No Really, It's Illegal To Waive A Deductible. Like For Real!

Due to frequent hail storms and a lack of oversight, Texas homeowners have to contend with an abundance of fraudulent roofers. A new law is set to close a loophole that has plagued unsuspecting homeowners for years, but now the time has come to decide whether or not this law is an overdue correction or just a retread? In this brief article, we will discuss the passing of the Payment of Insurance Deductible bill and what it means for roofers in The Lone Star State. Consult with a roofing attorney in Texas for questions regarding the laws of your state.

Waiving Deductibles

Yes, the Texas roofing industry has had a major change!

A new state law designed to protect hailstorm victims from scamming roofers means more out-of-pocket roofing costs for many homeowners and this should thrill you! This will limit how scamming roofers give this industry a bad name.

The new law Governor Abbot signed on June 14, 2019 and went into effect Sept 1, 2019, seeks to end the mentality in the unregulated Texas roofing industry that can best be summed up this way: You scratch my back, I'll scratch yours.

The bill requires a homeowner to pay an insurance deductible in full, as already required by law. Sounds obvious enough. In fact, this is the third time this particular state law has been rewritten to require deductibles payment. This ignored provision became state law 30 years ago.

That's proof right there that few pay attention to the existing law.

To clarify what this means, homeowners will be required to pay (depending on your deductible) $1,000, $2,000 or more for a new roof with insurance and a roofer can not pick up the charge.
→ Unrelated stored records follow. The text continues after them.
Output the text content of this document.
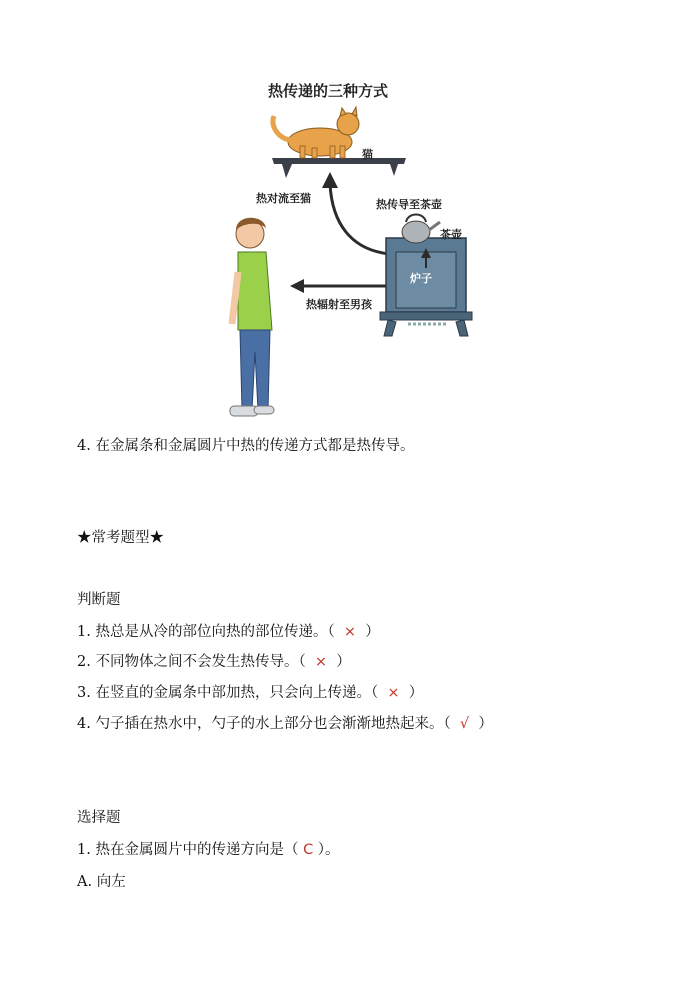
热传递的三种方式
猫
热对流至猫	热传导至茶壶
茶壶
炉子
热辐射至男孩
4. 在金属条和金属圆片中热的传递方式都是热传导。
★常考题型★
判断题
1. 热总是从冷的部位向热的部位传递。（ × ）
2. 不同物体之间不会发生热传导。（ × ）
3. 在竖直的金属条中部加热，只会向上传递。（ × ）
4. 勺子插在热水中，勺子的水上部分也会渐渐地热起来。（ √ ）
选择题
1. 热在金属圆片中的传递方向是（ C ）。
A. 向左
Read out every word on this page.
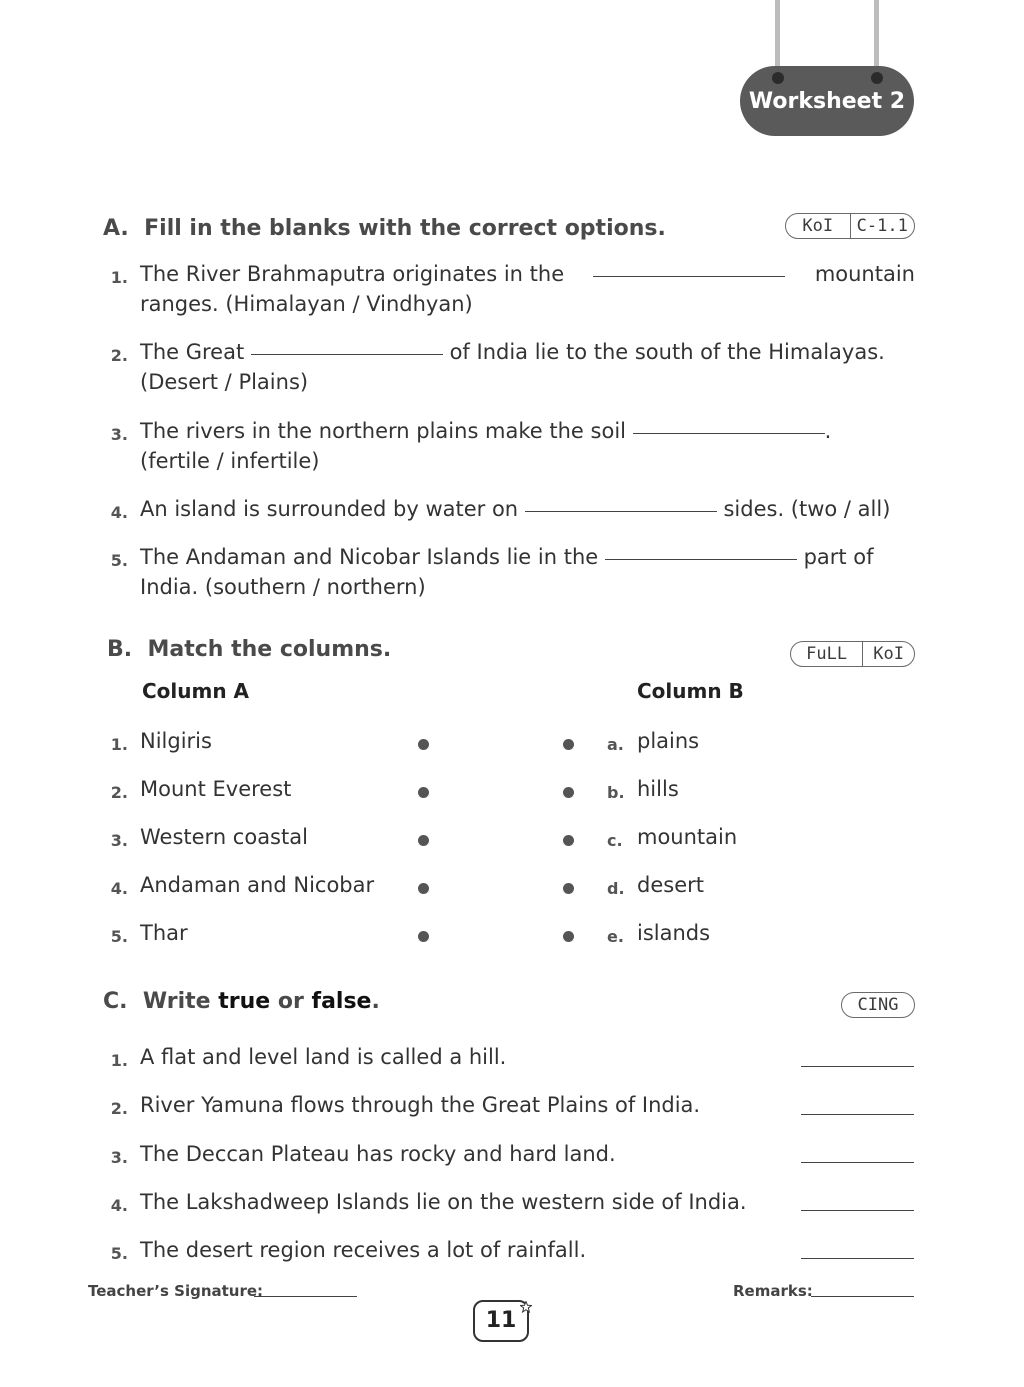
Worksheet 2
A. Fill in the blanks with the correct options.	KoI	C-1.1
1. The River Brahmaputra originates in the	mountain
ranges. (Himalayan / Vindhyan)
2. The Great	of India lie to the south of the Himalayas.
(Desert / Plains)
3. The rivers in the northern plains make the soil	.
(fertile / infertile)
4. An island is surrounded by water on	sides. (two / all)
5. The Andaman and Nicobar Islands lie in the	part of
India. (southern / northern)
B. Match the columns.	FuLL	KoI
Column A	Column B
1. Nilgiris	a. plains
2. Mount Everest	b. hills
3. Western coastal	c. mountain
4. Andaman and Nicobar	d. desert
5. Thar	e. islands
C. Write true or false.	CING
1. A flat and level land is called a hill.
2. River Yamuna flows through the Great Plains of India.
3. The Deccan Plateau has rocky and hard land.
4. The Lakshadweep Islands lie on the western side of India.
5. The desert region receives a lot of rainfall.
Teacher’s Signature:	Remarks:
11
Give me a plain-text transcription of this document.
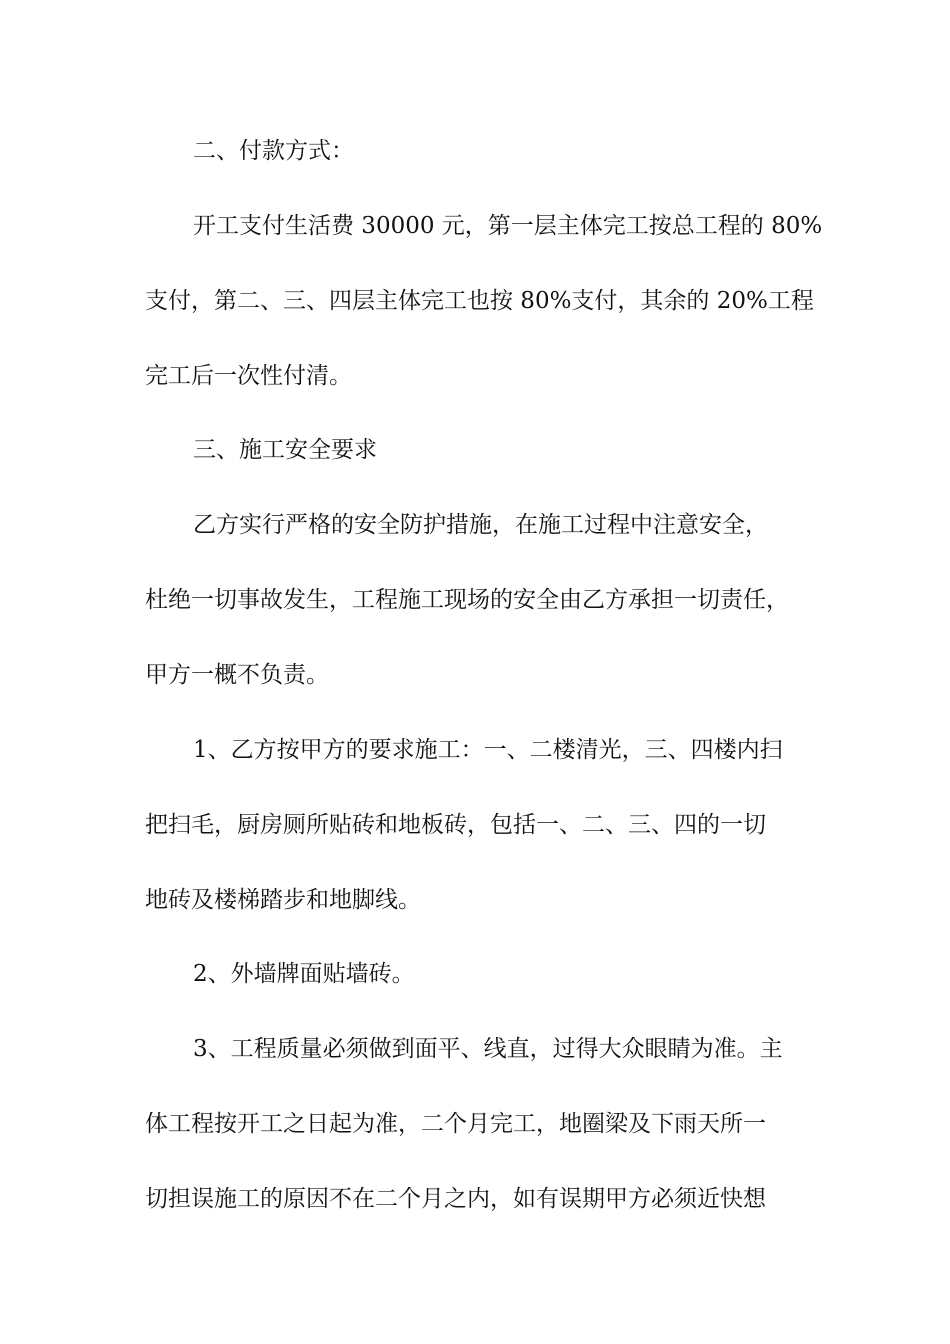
二、付款方式：
开工支付生活费 30000 元，第一层主体完工按总工程的 80%
支付，第二、三、四层主体完工也按 80%支付，其余的 20%工程
完工后一次性付清。
三、施工安全要求
乙方实行严格的安全防护措施，在施工过程中注意安全，
杜绝一切事故发生，工程施工现场的安全由乙方承担一切责任，
甲方一概不负责。
1、乙方按甲方的要求施工：一、二楼清光，三、四楼内扫
把扫毛，厨房厕所贴砖和地板砖，包括一、二、三、四的一切
地砖及楼梯踏步和地脚线。
2、外墙牌面贴墙砖。
3、工程质量必须做到面平、线直，过得大众眼睛为准。主
体工程按开工之日起为准，二个月完工，地圈梁及下雨天所一
切担误施工的原因不在二个月之内，如有误期甲方必须近快想
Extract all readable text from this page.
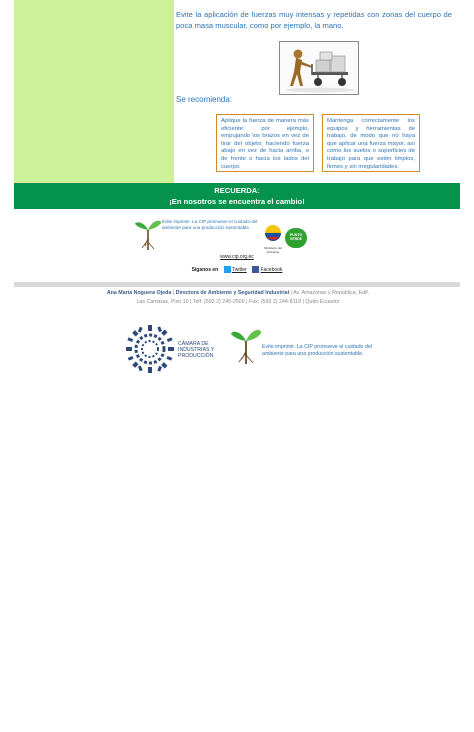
Evite la aplicación de fuerzas muy intensas y repetidas con zonas del cuerpo de poca masa muscular, como por ejemplo, la mano.
Se recomienda:
Aplique la fuerza de manera más eficiente: por ejemplo, empujando los brazos en vez de tirar del objeto; haciendo fuerza abajo en vez de hacia arriba, o de frente o hacia los lados del cuerpo.
Mantenga correctamente los equipos y herramientas de trabajo, de modo que no haya que aplicar una fuerza mayor, así como los suelos o superficies de trabajo para que estén limpios, firmes y sin irregularidades.
RECUERDA:
¡En nosotros se encuentra el cambio!
Evite imprimir. La CIP promueve el cuidado del ambiente para una producción sustentable.
Ministerio del Ambiente
PUNTO VERDE
www.cip.org.ec
Síganos en	Twitter	Facebook
Ana María Noguera Ojeda | Directora de Ambiente y Seguridad Industrial | Av. Amazonas y República, Edif. Las Cámaras, Piso 10 | Telf: (593 2) 245-2500 | Fax: (593 2) 244-8118 | Quito-Ecuador
CÁMARA DE
INDUSTRIAS Y
PRODUCCIÓN
Evite imprimir. La CIP promueve el cuidado del ambiente para una producción sustentable.
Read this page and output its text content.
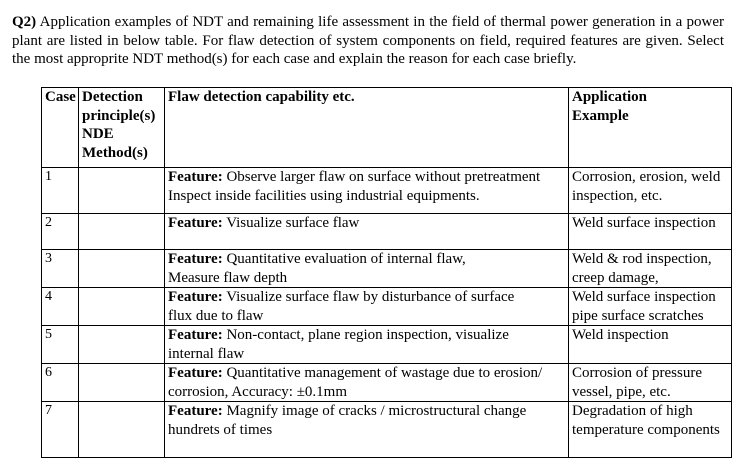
Q2) Application examples of NDT and remaining life assessment in the field of thermal power generation in a power plant are listed in below table. For flaw detection of system components on field, required features are given. Select the most approprite NDT method(s) for each case and explain the reason for each case briefly.

Case	Detection
principle(s)
NDE
Method(s)	Flaw detection capability etc.	Application
Example
1		Feature: Observe larger flaw on surface without pretreatment
Inspect inside facilities using industrial equipments.	Corrosion, erosion, weld inspection, etc.
2		Feature: Visualize surface flaw	Weld surface inspection
3		Feature: Quantitative evaluation of internal flaw,
Measure flaw depth	Weld & rod inspection, creep damage,
4		Feature: Visualize surface flaw by disturbance of surface
flux due to flaw	Weld surface inspection pipe surface scratches
5		Feature: Non-contact, plane region inspection, visualize
internal flaw	Weld inspection
6		Feature: Quantitative management of wastage due to erosion/
corrosion, Accuracy: ±0.1mm	Corrosion of pressure vessel, pipe, etc.
7		Feature: Magnify image of cracks / microstructural change
hundrets of times	Degradation of high temperature components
How Is This A Scam Though?

The scam would go like this: roofers would promise free roof repair or replacement to homeowners and inform them that their deductibles will be covered. As a result, homeowners would fail to pay their insurance deductibles and end up accidentally committing insurance fraud. This scam is harmful to not only homeowners, but also honest roofers that moral will not compete with their offers of free roof repair. While the above practice has been illegal for decades in Texas, the previous law was too vague to have any teeth.

But wait ... this is a victimless crime and the burden lays on the roofer, right?

Nope because insurance fraud is fraud, even if nobody is prosecuted. The new law allows the insurance company to demand access to the roofer's bank account to see if the transaction happened. If it didn't and the claim was paid, everyone is going to be prosecuted.

Another benefit for consumers: Knowing that deductibles must be paid and then hearing a sales pitch from a roofing company that offers to bypass the law is a red flag. What other corners do they cut?

Payment of Insurance Deductible

The Payment of Insurance Deductible bill, H.B. 2102, states: “It is a violation of Texas law for a person or business paid wholly or partly from proceeds of a property insurance claim to knowingly allow the policyholder to fail to pay, or assist the policyholder’s failure to pay, the applicable deductible.”

Essentially, roofers can now be effectively prosecuted for waiving deductibles. A roofer caught waiving deductibles can be charged with a Class B misdemeanor, sentenced to jail for 180 days, and fined up to $2,000. Homeowners will now have to pay more out of pocket for roof work, but they will no longer be penalized for being duped by fraudulent roofers.

Proof required by the insurance company can include a canceled check, money order receipt, credit card statement or copy of an installment plan contract.